A really nice day hike in a very rural area of Korea that provides some fantastic views of the infamous Iron Triangle from the Korean War as well as North Korea is Godaesan Mountain. To reach the start of the trail to this peak, visitors have to travel to South Korea’s northern most train station in the tiny village of Shintan-ri:
My brother-in-law and myself took the Gyeongwon Line train north from the Seoul suburb of Uijongbu to this small village in order to climb this isolated peak:
The train ride from Uijongbu is about an hour and a half to include stops in Dongducheon, Jeongok, and Yecheon along the way. The train station at Shintan-ri is typical of older train stations found in Korea:
From this train station the Gyeongwon line once ran all the way to the major industrial port city of Wonsan in North Korea. However, the division of the country has caused this line to be severed here at Shintan-ri. Shintan-ri is home to only a few hundred people and a very rural area surrounded by some beautiful, green scenery:
Shintan-ri is just a really pleasant to place to get away from the hustle and bustle of Korea’s busy cities and experience some peace and quiet and fresh air in rural Korea. As my brother-in-law and I walked from the train station towards the trail head, the 832 meter Godaesan Mountain was easily visible in front of us:
At the start of the trail head there is a large map that shows the variety of trails to the top of Mt. Godaesan:
Most of the trails to the summit are 4 kilometers long which was the length of the route my brother-in-law were taking to the summit of the mountain. The trails to the summit are estimated to take about three hours to get the top of the mountain. My brother-in-law and myself were in good shape so we figured it would probably take about two hours to get up the mountain. As we started up the trail the first thing that really stands out about Mt. Godae is how lush and thick the forest that covers this mountain is:
The forest was really pleasant to walk through, but before we knew it we ascended above the lush forest below on the steep trail. This gain in elevation eventually rewarded us with great view looking down on Shintan-ri where we began our hike:
The mountains you actually see in the far background are actually in North Korea since this village is so close to the DMZ. From the opening in the foliage we also had a view back down the scenic valley towards Dongducheon that the train travels up to reach Shintan-ni:
From this opening in the foliage the trail quickly is absorbed by the thick bush once again obscuring all views. Something that the bush didn’t obscure was the lone bit of wildlife we saw during our entire hike, which was this lizard:
After little less then 2 hours of hiking we both emerged above the tree line and made the short walk up a ridge line to the summit of the mountain. The summit of Godaesan has some spectacular views of Korea’s Northern Gyeongi-do province. Here is the view of the steep and rugged mountains to the south of the mountain:
Way off in the distance I could actually make out the shape of Soyo Mountain near Dongducheon, which is one of my favorite mountains to go hiking at in Korea.
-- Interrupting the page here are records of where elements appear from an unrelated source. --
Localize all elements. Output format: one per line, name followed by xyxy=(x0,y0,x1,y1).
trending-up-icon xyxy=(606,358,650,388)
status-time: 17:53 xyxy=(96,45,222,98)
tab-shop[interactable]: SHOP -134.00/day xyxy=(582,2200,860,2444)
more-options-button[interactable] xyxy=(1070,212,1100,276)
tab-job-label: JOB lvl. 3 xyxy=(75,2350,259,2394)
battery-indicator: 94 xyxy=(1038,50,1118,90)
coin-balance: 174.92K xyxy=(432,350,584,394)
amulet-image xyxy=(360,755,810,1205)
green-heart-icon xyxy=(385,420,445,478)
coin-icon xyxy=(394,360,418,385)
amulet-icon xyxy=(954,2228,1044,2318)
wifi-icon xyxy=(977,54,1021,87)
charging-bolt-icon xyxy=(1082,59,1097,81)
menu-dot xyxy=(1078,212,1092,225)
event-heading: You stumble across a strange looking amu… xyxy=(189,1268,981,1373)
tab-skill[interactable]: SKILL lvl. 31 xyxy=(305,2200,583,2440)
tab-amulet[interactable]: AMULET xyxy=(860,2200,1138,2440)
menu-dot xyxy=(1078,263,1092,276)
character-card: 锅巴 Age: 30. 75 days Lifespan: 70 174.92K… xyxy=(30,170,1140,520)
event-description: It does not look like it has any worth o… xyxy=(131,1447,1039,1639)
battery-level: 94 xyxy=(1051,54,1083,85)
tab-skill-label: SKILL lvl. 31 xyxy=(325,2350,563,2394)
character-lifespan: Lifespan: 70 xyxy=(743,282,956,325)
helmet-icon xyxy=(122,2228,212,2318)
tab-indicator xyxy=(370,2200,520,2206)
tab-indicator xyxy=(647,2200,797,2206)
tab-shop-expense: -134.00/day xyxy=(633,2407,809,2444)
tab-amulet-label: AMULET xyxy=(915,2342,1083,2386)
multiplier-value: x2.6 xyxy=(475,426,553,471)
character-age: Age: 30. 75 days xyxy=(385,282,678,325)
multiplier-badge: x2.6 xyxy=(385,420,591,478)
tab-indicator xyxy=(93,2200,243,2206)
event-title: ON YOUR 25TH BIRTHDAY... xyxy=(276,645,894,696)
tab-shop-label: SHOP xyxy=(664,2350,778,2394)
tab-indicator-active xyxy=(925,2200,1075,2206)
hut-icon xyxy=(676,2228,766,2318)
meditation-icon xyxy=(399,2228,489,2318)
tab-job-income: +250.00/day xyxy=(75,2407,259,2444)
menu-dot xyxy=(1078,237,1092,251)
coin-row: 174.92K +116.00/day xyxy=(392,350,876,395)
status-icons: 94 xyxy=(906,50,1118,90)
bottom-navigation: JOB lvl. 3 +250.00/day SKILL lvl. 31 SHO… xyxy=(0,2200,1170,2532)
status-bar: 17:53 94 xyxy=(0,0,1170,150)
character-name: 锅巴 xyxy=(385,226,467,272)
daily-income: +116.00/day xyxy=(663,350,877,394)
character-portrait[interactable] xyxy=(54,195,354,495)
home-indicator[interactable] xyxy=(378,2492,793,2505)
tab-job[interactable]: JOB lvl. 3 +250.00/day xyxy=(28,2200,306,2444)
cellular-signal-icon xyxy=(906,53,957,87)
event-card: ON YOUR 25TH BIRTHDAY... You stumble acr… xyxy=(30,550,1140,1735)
Godaesan is actually even more scenic then Mt. Soyo. To the north, the summit provides a spectacular view of the Iron Triangle area of the DMZ:
This large farming valley is where the major regional city of Shin-Cheolwon in Gangwon Province is located. The original city of Cheolwon was completely destroyed by the Korean War and only some ruins of the city remains today. With such a good viewpoint of the Iron Triangle, it is no surprise that a small South Korean Army installation is located on one of the peaks of the mountain:
From the summit of Mt. Godae the most striking landmark of the Iron Triangle is the memorial that commemorates the Battle of White Horse Hill, which was a ferocious fight between the South Korean Army and the Chinese during the Korean War:
White Horse Hil is actually the land mass in front of the hill that the memorial sits on, but it is still hard to believe that the fight to control that little hill was worth the lives of over 10,000 people combined who perished on both sides.
Anyway after checking out the summit and enjoying the fresh air my brother-in-law and I proceeded to head back down the mountain, which only took us about an hour to do. All in all we spent about 5 hours on the mountain before getting something to eat at a restaurant tent near the trail head. For whatever reason some of the best food I find in Korea is in these tent restaurants usually in the middle of nowhere like this place. My brother-in-law and I had some excellent Korean BBQ bacon called “samgeopsal” and more then our fair share of rice wine called “makeoli”.
It is days like this one that really make me love Korea.